I have T-shirts of my favourite bands or with scientific slogans that are ways to communicate my ethical stances or tastes. Tastes include many things: musical, political, sporting, fashion, ethical and so on, and many tastes have a virtuous dimension (from the point of view of the subject person).

When a politician comes to your door with a rosette, or someone is wearing a political pin, we don’t stand and say, “VIRTUE SIGNALLER!”

What virtue signalling should be rephrased as is “identity signalling” because that is really what is going on. We are signalling – with things we do, say, wear, support – our identity to everyone, often in the hope that someone else in that same group as us (with the same tastes) recognises our brilliant choice or identity. We are enhancing our standing.

But where the direction of traffic is usually either people on the right attacking the left or people on the left who take issue with whatever particular virtue is being signalled (i.e. a personal beef), we have another problem: special pleading.

Take virtue signaller who makes a (moral) proclamation of X. Now take person B, accusing A of virtue signalling. This is more often than not because B believes ~X (not X). So the accusation of virtue signalling is actually a virtue signal in and of itself. This is itself an enhancement amongst those to whom B is appealing.

The accuser (B) is themselves professing a virtue, or a moral standpoint. We could call this virtue signaller signalling.

And then we might have an infinite regress of signalling!
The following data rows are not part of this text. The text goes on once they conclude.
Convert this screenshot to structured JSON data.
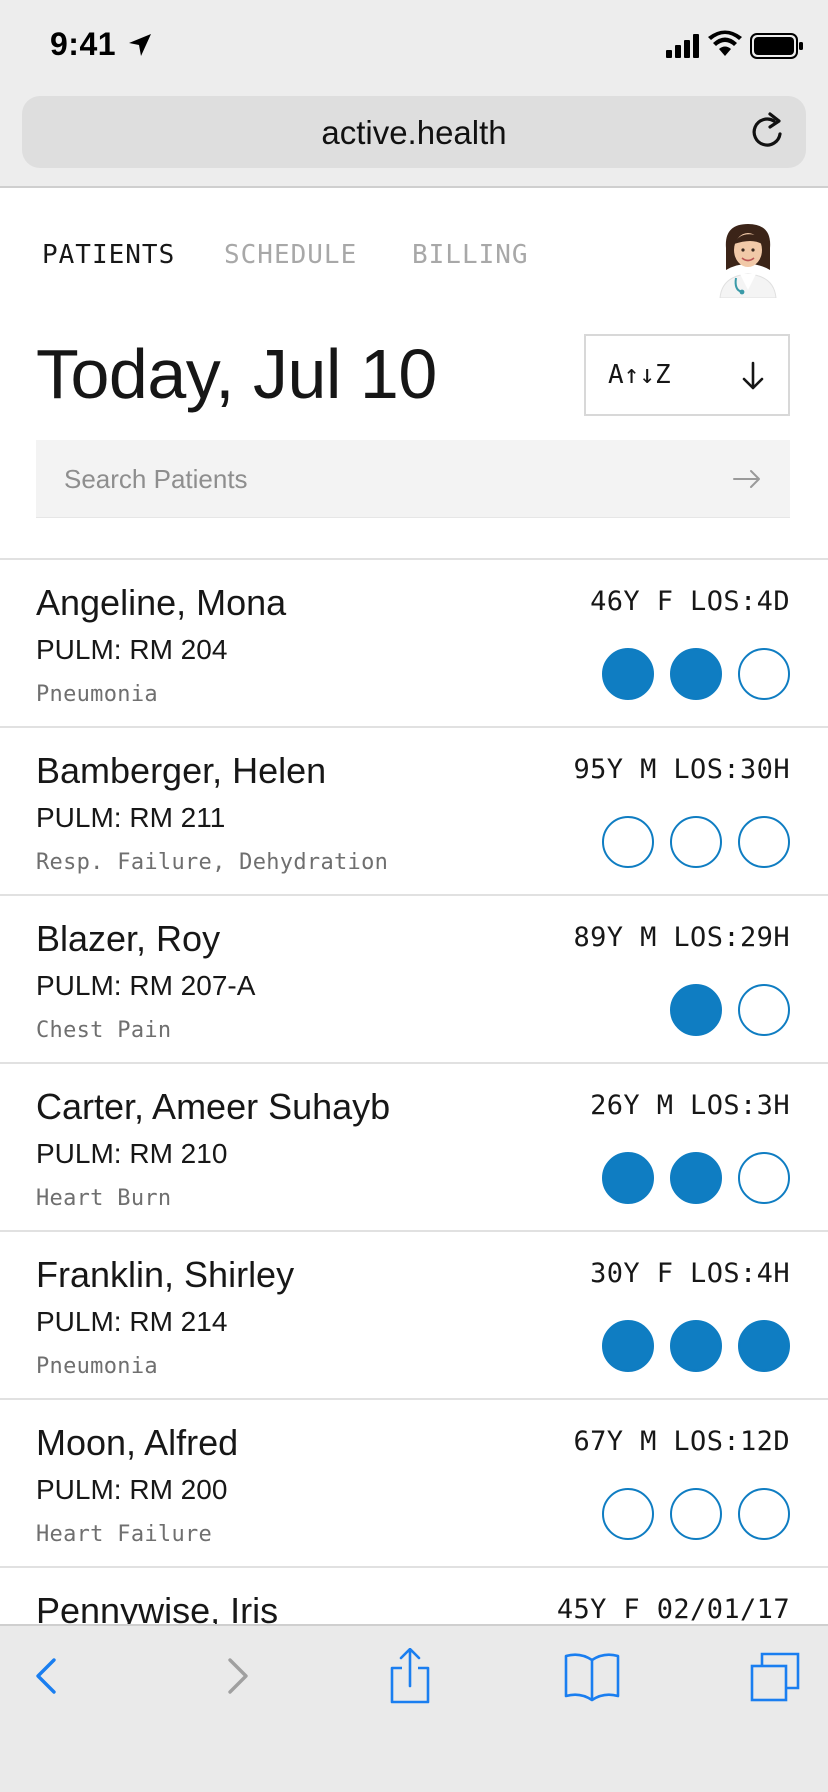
{
  "status_bar": {
    "time": "9:41",
    "icons": [
      "location-arrow-icon",
      "cellular-signal-icon",
      "wifi-icon",
      "battery-icon"
    ]
  },
  "browser": {
    "url": "active.health",
    "toolbar_icons": [
      "back-icon",
      "forward-icon",
      "share-icon",
      "bookmarks-icon",
      "tabs-icon"
    ]
  },
  "nav": {
    "tabs": [
      {
        "label": "PATIENTS",
        "active": true
      },
      {
        "label": "SCHEDULE",
        "active": false
      },
      {
        "label": "BILLING",
        "active": false
      }
    ]
  },
  "header": {
    "title": "Today, Jul 10",
    "sort_label": "A↑↓Z"
  },
  "search": {
    "placeholder": "Search Patients",
    "value": ""
  },
  "colors": {
    "accent": "#0f7dc2",
    "text": "#171717",
    "muted": "#a8a8a8"
  },
  "patients": [
    {
      "name": "Angeline, Mona",
      "room": "PULM: RM 204",
      "diagnosis": "Pneumonia",
      "meta": "46Y F LOS:4D",
      "indicators": [
        true,
        true,
        false
      ]
    },
    {
      "name": "Bamberger, Helen",
      "room": "PULM: RM 211",
      "diagnosis": "Resp. Failure, Dehydration",
      "meta": "95Y M LOS:30H",
      "indicators": [
        false,
        false,
        false
      ]
    },
    {
      "name": "Blazer, Roy",
      "room": "PULM: RM 207-A",
      "diagnosis": "Chest Pain",
      "meta": "89Y M LOS:29H",
      "indicators": [
        true,
        false
      ]
    },
    {
      "name": "Carter, Ameer Suhayb",
      "room": "PULM: RM 210",
      "diagnosis": "Heart Burn",
      "meta": "26Y M LOS:3H",
      "indicators": [
        true,
        true,
        false
      ]
    },
    {
      "name": "Franklin, Shirley",
      "room": "PULM: RM 214",
      "diagnosis": "Pneumonia",
      "meta": "30Y F LOS:4H",
      "indicators": [
        true,
        true,
        true
      ]
    },
    {
      "name": "Moon, Alfred",
      "room": "PULM: RM 200",
      "diagnosis": "Heart Failure",
      "meta": "67Y M LOS:12D",
      "indicators": [
        false,
        false,
        false
      ]
    },
    {
      "name": "Pennywise, Iris",
      "room": "",
      "diagnosis": "",
      "meta": "45Y F 02/01/17",
      "indicators": []
    }
  ]
}
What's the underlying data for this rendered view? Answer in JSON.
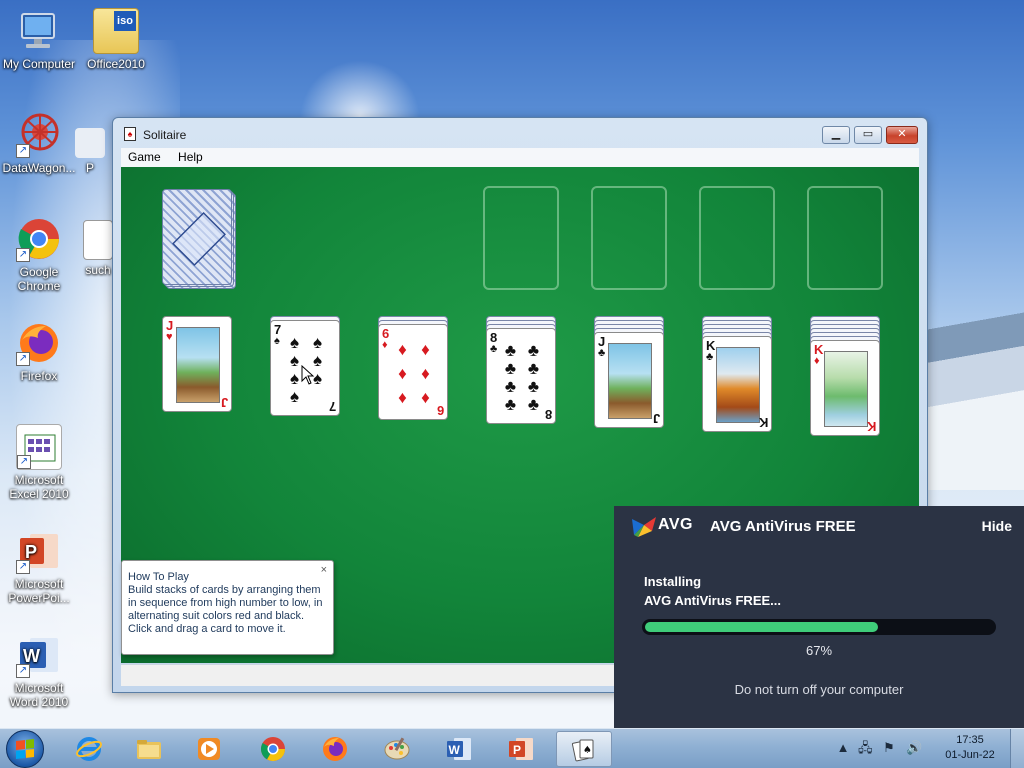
{
  "desktop": {
    "icons": [
      {
        "label": "My Computer"
      },
      {
        "label": "Office2010"
      },
      {
        "label": "DataWagon..."
      },
      {
        "label": "P"
      },
      {
        "label": "Google Chrome"
      },
      {
        "label": "such"
      },
      {
        "label": "Firefox"
      },
      {
        "label": "Microsoft Excel 2010"
      },
      {
        "label": "Microsoft PowerPoi..."
      },
      {
        "label": "Microsoft Word 2010"
      }
    ],
    "office_badge": "iso"
  },
  "window": {
    "title": "Solitaire",
    "menu": [
      "Game",
      "Help"
    ],
    "buttons": {
      "minimize": "▁",
      "maximize": "▭",
      "close": "✕"
    }
  },
  "game": {
    "tableau": [
      {
        "rank": "J",
        "suit": "♥",
        "color": "red",
        "face": true
      },
      {
        "rank": "7",
        "suit": "♠",
        "color": "black",
        "face": false
      },
      {
        "rank": "6",
        "suit": "♦",
        "color": "red",
        "face": false
      },
      {
        "rank": "8",
        "suit": "♣",
        "color": "black",
        "face": false
      },
      {
        "rank": "J",
        "suit": "♣",
        "color": "black",
        "face": true
      },
      {
        "rank": "K",
        "suit": "♣",
        "color": "black",
        "face": true
      },
      {
        "rank": "K",
        "suit": "♦",
        "color": "red",
        "face": true
      }
    ]
  },
  "tip": {
    "title": "How To Play",
    "body": "Build stacks of cards by arranging them in sequence from high number to low, in alternating suit colors red and black. Click and drag a card to move it.",
    "close": "×"
  },
  "avg": {
    "logo_text": "AVG",
    "title": "AVG AntiVirus FREE",
    "hide": "Hide",
    "status_line1": "Installing",
    "status_line2": "AVG AntiVirus FREE...",
    "progress_fraction": 0.67,
    "progress_text": "67%",
    "footer": "Do not turn off your computer",
    "colors": {
      "panel": "#2b3344",
      "bar": "#3fcd7a"
    }
  },
  "taskbar": {
    "apps": [
      "internet-explorer",
      "file-explorer",
      "media-player",
      "chrome",
      "firefox",
      "paint",
      "word",
      "powerpoint",
      "solitaire"
    ],
    "time": "17:35",
    "date": "01-Jun-22",
    "tray": [
      "show-hidden-icons",
      "network",
      "action-center",
      "volume"
    ]
  }
}
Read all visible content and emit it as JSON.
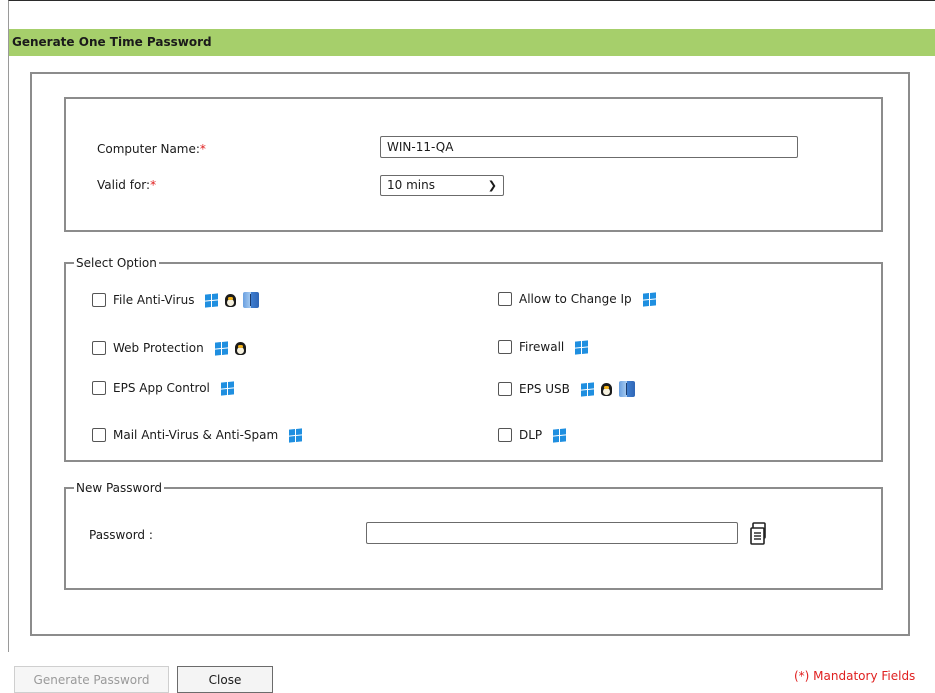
{
  "dialog": {
    "title": "Generate One Time Password"
  },
  "form": {
    "computer_name_label": "Computer Name:",
    "computer_name_value": "WIN-11-QA",
    "valid_for_label": "Valid for:",
    "valid_for_value": "10 mins",
    "required_marker": "*"
  },
  "options": {
    "legend": "Select Option",
    "items": [
      {
        "label": "File Anti-Virus",
        "icons": [
          "windows-icon",
          "linux-icon",
          "mac-icon"
        ]
      },
      {
        "label": "Web Protection",
        "icons": [
          "windows-icon",
          "linux-icon"
        ]
      },
      {
        "label": "EPS App Control",
        "icons": [
          "windows-icon"
        ]
      },
      {
        "label": "Mail Anti-Virus & Anti-Spam",
        "icons": [
          "windows-icon"
        ]
      },
      {
        "label": "Allow to Change Ip",
        "icons": [
          "windows-icon"
        ]
      },
      {
        "label": "Firewall",
        "icons": [
          "windows-icon"
        ]
      },
      {
        "label": "EPS USB",
        "icons": [
          "windows-icon",
          "linux-icon",
          "mac-icon"
        ]
      },
      {
        "label": "DLP",
        "icons": [
          "windows-icon"
        ]
      }
    ]
  },
  "new_password": {
    "legend": "New Password",
    "label": "Password :",
    "value": ""
  },
  "footer": {
    "generate_label": "Generate Password",
    "close_label": "Close",
    "mandatory_note": "(*) Mandatory Fields"
  },
  "colors": {
    "title_bar": "#a6cf6b",
    "required": "#e02020",
    "windows_icon": "#1f8fe0"
  }
}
Of course, one person’s virtue is another’s non-virtue. And when we agree with A, we don’t accuse them of virtue signalling (or very rarely in the case of overtly obvious image enhancement and the notion that A might not really believe X). They are just good people who are A-Okay by us,

Basically, virtue signalling can be a way of disagreeing with someone’s moral standpoint and communicating this disagreement by poisoning the well and not really dealing with the content.

Now, this might not always be the case, but I think this is often the case with accusers of virtue signalling.

This is not to deny that genuine almost explicitly conscious heralding of a moral viewpoint to be seen to be the paragon of virtue actually does happen. I’m sure it does. But I do think that people get attacked for expressing opinions that simply run against the opinion of the accuser, and to make a charge of virtue signalling is to undermine that moral position without dealing with the content. Perhaps there are times where some part of the accuser knows deep down, subconsciously, that the position being originally signalled is really the correct moral position, but one that runs counter to their own intuitive and psychologically derived moral position. Rather than stick their head above the parapet and defend the original position, the lazier approach is to shout “virtue signaller” and run for cover to watch the fallout from afar.

But perhaps, also, I am over-analysing and seeing too much in all of this.